Saad bin Laden
, better known as Saad bin Laden, was one of Osama bin Laden's sons. While it was alleged by western sources that he was active in al-Qaeda, and was being groomed to be his heir apparent, these claims have been thoroughly debunked by later information which has emerged, as detailed below, of his incapability to do so, as he was killed in an American drone strike in 2009.
Life
Born in 1979 in Jeddah, to the wealthy Bin Laden family. His paternal grandmother is a Syrian national called Hamida al-Attas. An irrepressible chatterbox who sometimes blurted out intimate personal information, Saad was somewhat autistic, impulsive, unrestrained, anxious, easily confused, and thus completely unfit for clandestine action. With all of Osama's other children, Saad accompanied Osama on his exile to Sudan from 1991 to 1996, and then to Afghanistan. In Sudan in 1998, he married Wafa', a Sudanese woman born of Yemeni parents.In November 2001, Saad was sent away by his father with his father's three wives who were still with him and his younger children. In March 2002, they made their way into Iran at Zabol.

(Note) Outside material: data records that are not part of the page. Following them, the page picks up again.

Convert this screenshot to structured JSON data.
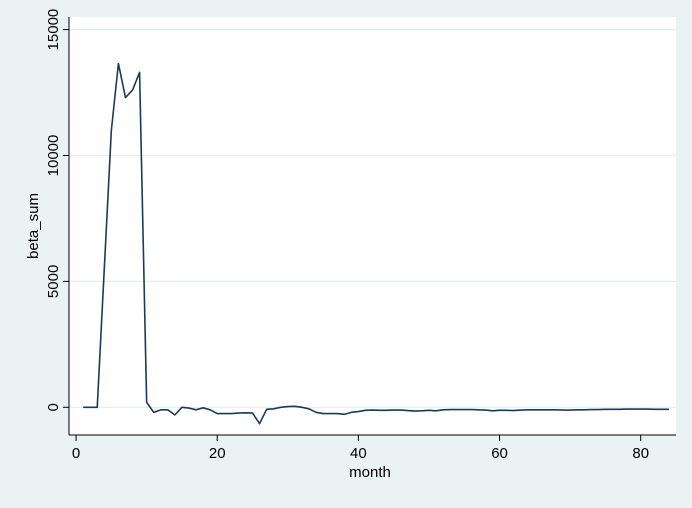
{
  "chart_data": {
    "type": "line",
    "title": "",
    "xlabel": "month",
    "ylabel": "beta_sum",
    "xlim": [
      -1,
      85
    ],
    "ylim": [
      -1100,
      15500
    ],
    "xticks": [
      0,
      20,
      40,
      60,
      80
    ],
    "yticks": [
      0,
      5000,
      10000,
      15000
    ],
    "grid": "horizontal",
    "legend": "none",
    "colors": {
      "line": "#1a3a5c",
      "plot_bg": "#ffffff",
      "outer_bg": "#eaf2f3",
      "grid": "#e6ecee"
    },
    "series": [
      {
        "x": [
          1,
          2,
          3,
          4,
          5,
          6,
          7,
          8,
          9,
          10,
          11,
          12,
          13,
          14,
          15,
          16,
          17,
          18,
          19,
          20,
          21,
          22,
          23,
          24,
          25,
          26,
          27,
          28,
          29,
          30,
          31,
          32,
          33,
          34,
          35,
          36,
          37,
          38,
          39,
          40,
          41,
          42,
          43,
          44,
          45,
          46,
          47,
          48,
          49,
          50,
          51,
          52,
          53,
          54,
          55,
          56,
          57,
          58,
          59,
          60,
          61,
          62,
          63,
          64,
          65,
          66,
          67,
          68,
          69,
          70,
          71,
          72,
          73,
          74,
          75,
          76,
          77,
          78,
          79,
          80,
          81,
          82,
          83,
          84
        ],
        "y": [
          0,
          0,
          0,
          5500,
          11000,
          13650,
          12300,
          12600,
          13300,
          200,
          -200,
          -100,
          -100,
          -300,
          0,
          -30,
          -100,
          -20,
          -100,
          -250,
          -250,
          -250,
          -230,
          -220,
          -230,
          -650,
          -80,
          -60,
          0,
          30,
          40,
          0,
          -60,
          -200,
          -250,
          -250,
          -250,
          -280,
          -200,
          -170,
          -120,
          -110,
          -120,
          -120,
          -110,
          -110,
          -130,
          -150,
          -140,
          -120,
          -140,
          -100,
          -90,
          -90,
          -90,
          -90,
          -100,
          -110,
          -140,
          -120,
          -120,
          -130,
          -110,
          -100,
          -100,
          -100,
          -100,
          -100,
          -110,
          -110,
          -100,
          -100,
          -90,
          -90,
          -80,
          -80,
          -80,
          -70,
          -70,
          -70,
          -70,
          -80,
          -80,
          -80
        ]
      }
    ]
  }
}
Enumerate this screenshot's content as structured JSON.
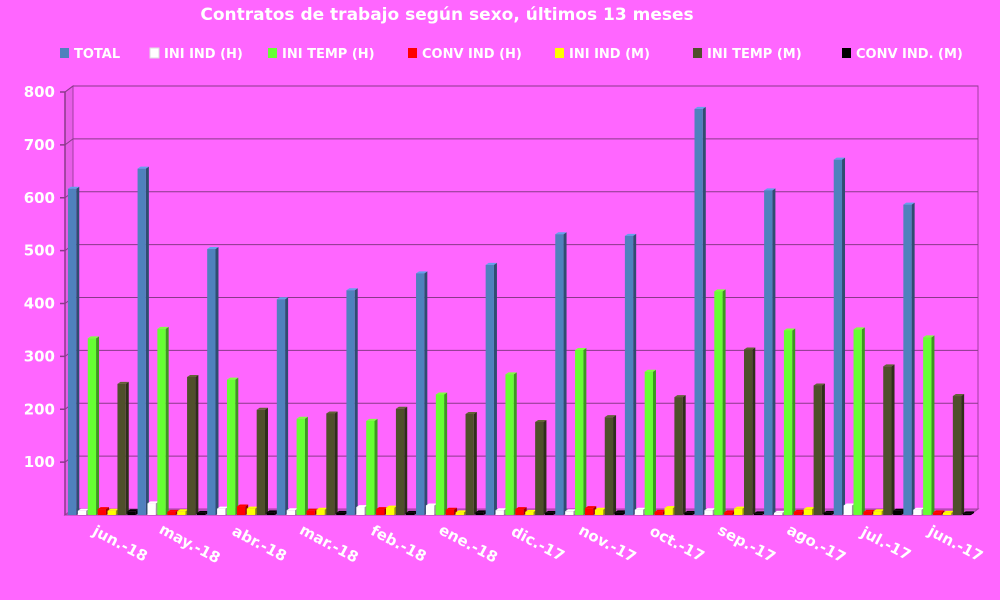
{
  "chart_data": {
    "type": "bar",
    "title": "Contratos de trabajo según sexo, últimos 13 meses",
    "xlabel": "",
    "ylabel": "",
    "ylim": [
      0,
      800
    ],
    "yticks": [
      "100",
      "200",
      "300",
      "400",
      "500",
      "600",
      "700",
      "800"
    ],
    "grid": true,
    "legend_position": "top",
    "categories": [
      "jun.-18",
      "may.-18",
      "abr.-18",
      "mar.-18",
      "feb.-18",
      "ene.-18",
      "dic.-17",
      "nov.-17",
      "oct.-17",
      "sep.-17",
      "ago.-17",
      "jul.-17",
      "jun.-17"
    ],
    "series": [
      {
        "name": "TOTAL",
        "color": "#4f81bd",
        "values": [
          617,
          655,
          503,
          408,
          425,
          457,
          473,
          531,
          528,
          768,
          614,
          672,
          587
        ]
      },
      {
        "name": "INI IND (H)",
        "color": "#ffffff",
        "values": [
          8,
          22,
          12,
          9,
          15,
          18,
          9,
          7,
          10,
          9,
          4,
          18,
          10
        ]
      },
      {
        "name": "INI TEMP (H)",
        "color": "#66ff33",
        "values": [
          334,
          352,
          256,
          182,
          178,
          228,
          266,
          312,
          271,
          423,
          349,
          351,
          336
        ]
      },
      {
        "name": "CONV IND (H)",
        "color": "#ff0000",
        "values": [
          11,
          6,
          16,
          8,
          11,
          10,
          11,
          13,
          6,
          5,
          6,
          6,
          5
        ]
      },
      {
        "name": "INI IND (M)",
        "color": "#ffff00",
        "values": [
          8,
          7,
          12,
          10,
          14,
          5,
          6,
          10,
          13,
          12,
          11,
          7,
          4
        ]
      },
      {
        "name": "INI TEMP  (M)",
        "color": "#4f4f2b",
        "values": [
          248,
          261,
          199,
          192,
          201,
          191,
          176,
          185,
          223,
          313,
          245,
          281,
          225
        ]
      },
      {
        "name": "CONV IND.  (M)",
        "color": "#000000",
        "values": [
          7,
          4,
          5,
          4,
          4,
          5,
          4,
          5,
          4,
          3,
          4,
          8,
          3
        ]
      }
    ]
  }
}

As stated by Cathy Scott-Clark and Adrian Levy, “As the oldest son present, Saad was nominally head of the Bin Laden family party, but given his mental issues his aunt, Osama’s wife Khairiah, took charge.” Saad was erroneously blamed for the bombing of a Tunisian synagogue on April 11, 2002 and then allegedly implicated in the May 12, 2003, suicide bombing in Riyadh, and the Morocco bombing four days later, all of which was impossible as he was neither personally able to order or command anything, and he was also held in Iran, mostly in prison-like conditions, for almost six and a half years, from March 2002 to August 2008. Saad escaped from Iran in August 2008 and fled to Pakistan, where he wandered haplessly for eleven months hoping to find his father, who, however, did not want him to come, for fear he would reveal his hiding place. He was able to communicate with his brother Khalid, but he was not invited to proceed to Abbottabad. Nevertheless, in letters Saad did express his support for his father and his project.